Avant de lancer un réseau de franchise, cartographier son acquisition est un prérequis indispensable. Découvrez comment le call-tracking transforme les données de votre unité pilote en outils de transmission commerciale pour vos futurs franchisés.

Vous êtes un futur franchiseur ? Pourquoi implémenter le call-tracking dès votre pilote

Tribune à deux voix — Julien Siouffi, Franchise Board × Erwan Gustave, Magnétis

Avant de lancer un réseau, un entrepreneur futur franchiseur consacre souvent des mois à structurer son juridique, à verrouiller son modèle financier, à rédiger son DIP. Et presque aucun à mesurer, précisément, d'où viennent ses clients. C'est un paradoxe que nous observons depuis des années, chacun depuis notre angle de métier. Dans cet échange, nous expliquons pourquoi l'instrumentation de l'acquisition client — et notamment le call-tracking — devrait faire partie du socle préparatoire à la franchisation, au même titre que le diagnostic juridique ou le modèle économique.

Les auteurs

Julien Siouffi est fondateur et dirigeant de Franchise Board, cabinet de conseil spécialisé dans la création de réseaux de franchise depuis 1971. Il accompagne les entrepreneurs qui souhaitent devenir franchiseurs à travers la méthodologie propriétaire « 120 jours pour devenir franchiseur ». Il est membre du collège des experts de la Fédération Française de la Franchise (FFF) et co-auteur de Grandir sans grossir : devenir franchiseur en 12 étapes.

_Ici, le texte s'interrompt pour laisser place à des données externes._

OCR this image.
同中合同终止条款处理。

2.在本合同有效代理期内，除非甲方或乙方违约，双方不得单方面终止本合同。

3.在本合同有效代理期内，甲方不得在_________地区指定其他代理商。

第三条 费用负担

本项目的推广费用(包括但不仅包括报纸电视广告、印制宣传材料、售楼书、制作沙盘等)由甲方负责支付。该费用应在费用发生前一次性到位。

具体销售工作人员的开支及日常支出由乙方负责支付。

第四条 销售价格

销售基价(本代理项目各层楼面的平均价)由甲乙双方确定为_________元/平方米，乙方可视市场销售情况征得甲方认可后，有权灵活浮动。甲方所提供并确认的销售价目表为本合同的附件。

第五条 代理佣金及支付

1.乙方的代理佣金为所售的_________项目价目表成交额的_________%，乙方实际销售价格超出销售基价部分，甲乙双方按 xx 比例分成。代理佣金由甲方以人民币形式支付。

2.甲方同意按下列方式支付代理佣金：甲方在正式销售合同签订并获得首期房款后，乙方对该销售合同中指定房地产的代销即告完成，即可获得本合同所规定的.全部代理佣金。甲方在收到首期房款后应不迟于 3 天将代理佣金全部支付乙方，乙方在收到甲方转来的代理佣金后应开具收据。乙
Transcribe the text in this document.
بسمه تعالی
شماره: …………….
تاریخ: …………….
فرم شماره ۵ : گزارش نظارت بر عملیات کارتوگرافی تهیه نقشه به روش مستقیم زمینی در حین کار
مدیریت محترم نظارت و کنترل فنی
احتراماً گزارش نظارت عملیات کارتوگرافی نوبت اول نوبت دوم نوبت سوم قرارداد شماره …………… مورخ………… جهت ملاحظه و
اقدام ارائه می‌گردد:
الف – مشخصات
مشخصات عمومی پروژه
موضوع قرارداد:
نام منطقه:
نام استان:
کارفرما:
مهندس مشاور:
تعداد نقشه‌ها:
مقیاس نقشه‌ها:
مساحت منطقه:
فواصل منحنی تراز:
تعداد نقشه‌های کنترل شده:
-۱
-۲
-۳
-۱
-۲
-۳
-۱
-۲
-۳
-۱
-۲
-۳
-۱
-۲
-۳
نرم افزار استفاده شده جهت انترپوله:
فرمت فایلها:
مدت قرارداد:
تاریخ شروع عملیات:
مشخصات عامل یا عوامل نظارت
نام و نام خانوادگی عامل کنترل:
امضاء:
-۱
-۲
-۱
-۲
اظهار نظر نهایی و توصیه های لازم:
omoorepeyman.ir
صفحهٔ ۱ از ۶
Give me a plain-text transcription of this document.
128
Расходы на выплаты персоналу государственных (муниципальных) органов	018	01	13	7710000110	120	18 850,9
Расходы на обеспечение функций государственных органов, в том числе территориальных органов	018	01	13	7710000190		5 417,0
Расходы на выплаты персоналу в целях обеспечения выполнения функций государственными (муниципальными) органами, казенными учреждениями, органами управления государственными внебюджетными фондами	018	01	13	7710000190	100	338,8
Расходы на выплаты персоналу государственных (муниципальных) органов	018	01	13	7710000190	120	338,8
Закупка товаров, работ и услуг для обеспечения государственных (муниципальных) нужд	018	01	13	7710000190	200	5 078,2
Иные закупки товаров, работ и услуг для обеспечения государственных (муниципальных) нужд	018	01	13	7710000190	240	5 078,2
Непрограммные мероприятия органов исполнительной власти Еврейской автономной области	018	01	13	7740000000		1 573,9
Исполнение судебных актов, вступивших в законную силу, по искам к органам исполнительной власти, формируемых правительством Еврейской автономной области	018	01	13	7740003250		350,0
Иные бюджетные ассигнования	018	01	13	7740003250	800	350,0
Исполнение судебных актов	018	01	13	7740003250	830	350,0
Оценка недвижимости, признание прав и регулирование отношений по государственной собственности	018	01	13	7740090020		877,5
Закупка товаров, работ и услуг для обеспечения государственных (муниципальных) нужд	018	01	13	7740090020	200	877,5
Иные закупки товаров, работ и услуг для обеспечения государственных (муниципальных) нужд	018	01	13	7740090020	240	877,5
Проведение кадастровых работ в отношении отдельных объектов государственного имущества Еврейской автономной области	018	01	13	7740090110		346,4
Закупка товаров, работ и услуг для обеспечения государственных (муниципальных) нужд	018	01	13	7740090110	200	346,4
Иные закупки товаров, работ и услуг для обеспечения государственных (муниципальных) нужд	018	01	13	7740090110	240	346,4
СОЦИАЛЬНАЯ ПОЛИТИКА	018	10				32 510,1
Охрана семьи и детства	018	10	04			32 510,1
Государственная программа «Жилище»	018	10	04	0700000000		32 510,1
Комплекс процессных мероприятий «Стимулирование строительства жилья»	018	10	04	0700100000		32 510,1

Erwan Gustave est Chief Sales Officer de Magnétis, plateforme française de call-tracking et d'analyse de la performance téléphonique. Magnétis accompagne des marques multi-sites, des réseaux et des annonceurs sur la mesure fine de leurs leads entrants, l'attribution marketing et le pilotage de la conversion téléphonique.

Le point de départ : un angle mort quasi-systématique

Julien Siouffi. Dans mon cabinet, j’échange chaque mois avec des dirigeants qui pilotent des entreprises rentables, avec un ou plusieurs points de vente, et qui envisagent de franchiser leur concept. Lorsque je leur demande d'où viennent leurs clients, la réponse est parfois floue : « beaucoup de bouche-à-oreille », « on est bien référencés sur Google », « nos clients reviennent ». Or un concept franchisable, c'est un concept dont la mécanique d'acquisition est documentée, mesurable et réplicable. Si le futur franchiseur ne sait pas précisément ce qui déclenche un client chez lui, il ne pourra pas le faire reproduire par ses futurs franchisés.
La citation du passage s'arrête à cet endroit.